I was texting with another friend who had cancer. We both now have a lifelong slow dance with uncertainty…but maybe it’s always been that way. We only notice because of the cancer.

In one of my 2 AM Google excursions, I found some data on outcomes of retroperitoneal sarcomas. The data sets were so small that the results were listed by physician name. Because of that, I conclude that those outcomes don’t apply to me.

The bar for “fun” now is pretty low. “Not cancer” = “fun”. Explore tax implications of various financial transactions? Yes, please! Scrubbing toilets? What could be more satisfying! Emptying the dishwasher? I have full mastery of that!

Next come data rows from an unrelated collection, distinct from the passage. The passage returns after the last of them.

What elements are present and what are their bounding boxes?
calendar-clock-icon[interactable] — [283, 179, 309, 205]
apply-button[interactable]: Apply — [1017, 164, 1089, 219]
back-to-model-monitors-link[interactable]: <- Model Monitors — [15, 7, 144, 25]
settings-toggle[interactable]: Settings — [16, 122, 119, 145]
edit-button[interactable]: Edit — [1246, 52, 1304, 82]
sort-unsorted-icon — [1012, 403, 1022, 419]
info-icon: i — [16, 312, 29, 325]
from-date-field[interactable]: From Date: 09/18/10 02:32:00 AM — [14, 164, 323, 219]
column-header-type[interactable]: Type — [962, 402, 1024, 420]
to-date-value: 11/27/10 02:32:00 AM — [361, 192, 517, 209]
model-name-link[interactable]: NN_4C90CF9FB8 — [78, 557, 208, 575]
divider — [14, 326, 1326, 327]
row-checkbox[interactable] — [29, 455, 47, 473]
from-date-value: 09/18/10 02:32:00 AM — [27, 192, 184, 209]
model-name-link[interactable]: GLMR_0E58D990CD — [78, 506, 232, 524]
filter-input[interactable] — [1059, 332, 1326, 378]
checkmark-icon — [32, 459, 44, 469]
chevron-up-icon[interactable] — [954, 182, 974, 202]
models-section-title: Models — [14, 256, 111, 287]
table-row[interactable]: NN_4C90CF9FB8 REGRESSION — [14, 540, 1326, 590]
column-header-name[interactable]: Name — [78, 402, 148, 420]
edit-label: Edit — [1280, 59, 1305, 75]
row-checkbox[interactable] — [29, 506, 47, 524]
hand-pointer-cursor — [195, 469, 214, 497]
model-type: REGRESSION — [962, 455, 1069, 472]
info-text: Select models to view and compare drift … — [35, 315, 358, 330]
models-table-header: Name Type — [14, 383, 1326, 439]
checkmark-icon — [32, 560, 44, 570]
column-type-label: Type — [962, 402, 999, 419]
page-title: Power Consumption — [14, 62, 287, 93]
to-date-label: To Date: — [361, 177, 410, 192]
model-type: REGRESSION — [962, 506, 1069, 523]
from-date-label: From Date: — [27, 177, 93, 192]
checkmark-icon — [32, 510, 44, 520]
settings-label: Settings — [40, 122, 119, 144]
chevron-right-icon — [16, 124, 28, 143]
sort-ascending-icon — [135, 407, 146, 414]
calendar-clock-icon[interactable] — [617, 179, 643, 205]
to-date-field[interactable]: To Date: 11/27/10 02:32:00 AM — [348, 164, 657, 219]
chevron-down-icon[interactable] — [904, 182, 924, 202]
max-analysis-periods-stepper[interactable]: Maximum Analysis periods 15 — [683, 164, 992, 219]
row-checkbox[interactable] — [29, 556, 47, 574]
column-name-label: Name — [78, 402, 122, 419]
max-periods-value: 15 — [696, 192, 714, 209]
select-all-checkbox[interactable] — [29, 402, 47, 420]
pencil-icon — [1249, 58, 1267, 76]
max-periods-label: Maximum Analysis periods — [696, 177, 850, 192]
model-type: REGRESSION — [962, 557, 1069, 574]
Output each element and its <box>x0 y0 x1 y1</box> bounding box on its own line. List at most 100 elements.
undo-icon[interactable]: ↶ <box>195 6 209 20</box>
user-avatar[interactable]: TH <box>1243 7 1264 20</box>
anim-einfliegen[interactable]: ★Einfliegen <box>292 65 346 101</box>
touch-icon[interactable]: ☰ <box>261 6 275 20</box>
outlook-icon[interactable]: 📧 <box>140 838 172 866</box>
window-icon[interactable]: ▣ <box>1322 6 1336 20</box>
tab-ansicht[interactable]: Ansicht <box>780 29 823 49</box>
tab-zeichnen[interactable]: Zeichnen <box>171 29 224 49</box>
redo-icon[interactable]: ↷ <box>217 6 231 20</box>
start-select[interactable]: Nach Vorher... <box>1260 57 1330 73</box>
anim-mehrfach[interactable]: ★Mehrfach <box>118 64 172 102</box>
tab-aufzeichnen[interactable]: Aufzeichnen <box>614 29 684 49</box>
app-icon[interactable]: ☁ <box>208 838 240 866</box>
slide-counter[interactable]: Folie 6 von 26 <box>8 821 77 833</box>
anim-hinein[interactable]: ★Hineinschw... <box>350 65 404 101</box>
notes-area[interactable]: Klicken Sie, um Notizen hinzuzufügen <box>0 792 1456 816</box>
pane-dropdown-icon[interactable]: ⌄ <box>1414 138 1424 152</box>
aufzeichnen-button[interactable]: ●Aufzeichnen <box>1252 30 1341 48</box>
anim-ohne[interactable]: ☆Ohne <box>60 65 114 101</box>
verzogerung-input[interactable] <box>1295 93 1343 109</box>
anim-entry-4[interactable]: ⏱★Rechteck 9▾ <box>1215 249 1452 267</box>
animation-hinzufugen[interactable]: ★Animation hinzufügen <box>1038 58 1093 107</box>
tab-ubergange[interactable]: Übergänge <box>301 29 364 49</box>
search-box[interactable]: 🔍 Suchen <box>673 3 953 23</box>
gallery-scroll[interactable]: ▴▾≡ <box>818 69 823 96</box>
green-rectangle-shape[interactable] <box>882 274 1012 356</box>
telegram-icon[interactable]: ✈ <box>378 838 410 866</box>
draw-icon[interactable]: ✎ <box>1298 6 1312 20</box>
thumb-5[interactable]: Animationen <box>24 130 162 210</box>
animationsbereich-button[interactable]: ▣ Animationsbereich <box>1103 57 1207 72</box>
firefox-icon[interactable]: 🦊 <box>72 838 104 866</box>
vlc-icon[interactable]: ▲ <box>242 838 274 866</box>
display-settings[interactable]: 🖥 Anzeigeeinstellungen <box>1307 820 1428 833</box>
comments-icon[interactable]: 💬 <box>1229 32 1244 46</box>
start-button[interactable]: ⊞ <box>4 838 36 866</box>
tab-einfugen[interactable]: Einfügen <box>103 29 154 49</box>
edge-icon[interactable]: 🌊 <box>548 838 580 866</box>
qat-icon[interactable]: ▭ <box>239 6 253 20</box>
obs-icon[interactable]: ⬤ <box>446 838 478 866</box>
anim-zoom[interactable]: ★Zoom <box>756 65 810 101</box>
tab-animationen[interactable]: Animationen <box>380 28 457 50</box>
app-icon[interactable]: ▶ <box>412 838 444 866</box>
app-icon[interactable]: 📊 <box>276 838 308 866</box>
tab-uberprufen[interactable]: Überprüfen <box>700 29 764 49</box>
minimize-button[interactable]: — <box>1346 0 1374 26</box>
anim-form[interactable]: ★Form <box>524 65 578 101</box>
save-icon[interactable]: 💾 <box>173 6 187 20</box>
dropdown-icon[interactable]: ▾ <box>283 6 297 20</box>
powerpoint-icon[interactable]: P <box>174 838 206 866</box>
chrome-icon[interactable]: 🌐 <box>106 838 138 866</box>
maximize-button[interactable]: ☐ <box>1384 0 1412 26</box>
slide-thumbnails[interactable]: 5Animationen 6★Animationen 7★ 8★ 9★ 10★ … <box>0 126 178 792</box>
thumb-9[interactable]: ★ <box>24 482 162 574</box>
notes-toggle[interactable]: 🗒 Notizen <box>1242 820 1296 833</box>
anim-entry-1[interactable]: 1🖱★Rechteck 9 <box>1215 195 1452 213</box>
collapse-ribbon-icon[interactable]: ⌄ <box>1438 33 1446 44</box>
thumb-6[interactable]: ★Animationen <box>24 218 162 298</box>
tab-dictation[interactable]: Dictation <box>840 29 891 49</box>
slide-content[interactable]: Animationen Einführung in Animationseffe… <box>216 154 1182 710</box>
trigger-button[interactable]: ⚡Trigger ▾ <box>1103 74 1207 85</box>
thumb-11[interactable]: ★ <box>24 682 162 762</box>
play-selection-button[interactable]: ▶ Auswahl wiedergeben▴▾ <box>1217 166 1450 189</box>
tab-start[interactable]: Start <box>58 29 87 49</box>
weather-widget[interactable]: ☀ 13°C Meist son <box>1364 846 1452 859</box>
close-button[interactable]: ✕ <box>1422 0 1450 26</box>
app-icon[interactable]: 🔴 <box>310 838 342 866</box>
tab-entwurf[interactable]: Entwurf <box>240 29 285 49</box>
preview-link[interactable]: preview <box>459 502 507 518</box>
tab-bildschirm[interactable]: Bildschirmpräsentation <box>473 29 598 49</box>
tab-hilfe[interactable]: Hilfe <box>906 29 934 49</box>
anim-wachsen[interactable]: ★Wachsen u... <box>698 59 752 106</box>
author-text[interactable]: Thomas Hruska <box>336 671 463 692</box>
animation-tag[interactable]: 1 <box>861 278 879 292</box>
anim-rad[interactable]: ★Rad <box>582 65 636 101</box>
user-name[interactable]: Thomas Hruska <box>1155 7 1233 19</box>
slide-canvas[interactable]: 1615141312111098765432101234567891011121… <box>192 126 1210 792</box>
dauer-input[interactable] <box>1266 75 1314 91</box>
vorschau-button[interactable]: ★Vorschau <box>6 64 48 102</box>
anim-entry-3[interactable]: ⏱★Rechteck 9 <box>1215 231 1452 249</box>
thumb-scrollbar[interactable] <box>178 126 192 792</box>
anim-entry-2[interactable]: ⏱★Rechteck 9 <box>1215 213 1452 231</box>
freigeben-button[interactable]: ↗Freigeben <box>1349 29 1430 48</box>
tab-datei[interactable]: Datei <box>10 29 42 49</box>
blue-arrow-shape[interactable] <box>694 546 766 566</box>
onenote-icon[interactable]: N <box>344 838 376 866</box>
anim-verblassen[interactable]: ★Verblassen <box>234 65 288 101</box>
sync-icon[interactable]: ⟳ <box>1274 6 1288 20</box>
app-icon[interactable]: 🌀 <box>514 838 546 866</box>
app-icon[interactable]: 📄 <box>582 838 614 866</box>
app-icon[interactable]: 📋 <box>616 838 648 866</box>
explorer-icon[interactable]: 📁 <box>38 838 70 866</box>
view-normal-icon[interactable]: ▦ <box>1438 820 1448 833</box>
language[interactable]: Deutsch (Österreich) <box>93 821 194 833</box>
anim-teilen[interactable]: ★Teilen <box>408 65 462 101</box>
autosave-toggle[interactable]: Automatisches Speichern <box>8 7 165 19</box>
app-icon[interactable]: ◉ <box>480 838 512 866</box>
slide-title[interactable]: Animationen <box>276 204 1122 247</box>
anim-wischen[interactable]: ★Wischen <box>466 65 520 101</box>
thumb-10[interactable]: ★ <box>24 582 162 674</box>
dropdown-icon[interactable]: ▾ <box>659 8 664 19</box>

Other things worth appreciating:

  • Reunions with old friends from all over the country, and how lucky I am to have friendships that have spanned multiple decades.
  • New pans: got rid of the old non-stick pans and switched to the non-toxic ceramic-and-titanium Scanpans — which are awesome.
  • My mom fighting my cancer by cooking up magical Chinese broths, and my dad driving her over to me.
  • My amazing husband who tirelessly supports me and figured out how to make rolled oats not taste like paste; my kids who have stepped up their household game to help out.
  • The irony that I’m now on a vegan diet. I realize this is due to a lifetime of mocking vegans.
  • I believe that I can now play a doctor on TV.
  • Enjoying hair while I have it.
  • Each of you, who have somehow found your unique roles in helping to cheer me on and support my family, through prayer, food, laughter, books, advice, exercise, balloons, entertaining my kids, driving, commiserating, sharing your own experiences, crying, coordinating, face masks, pictures, leveraging your networks, using your professional skills and hugs.

I never knew that my village was so big.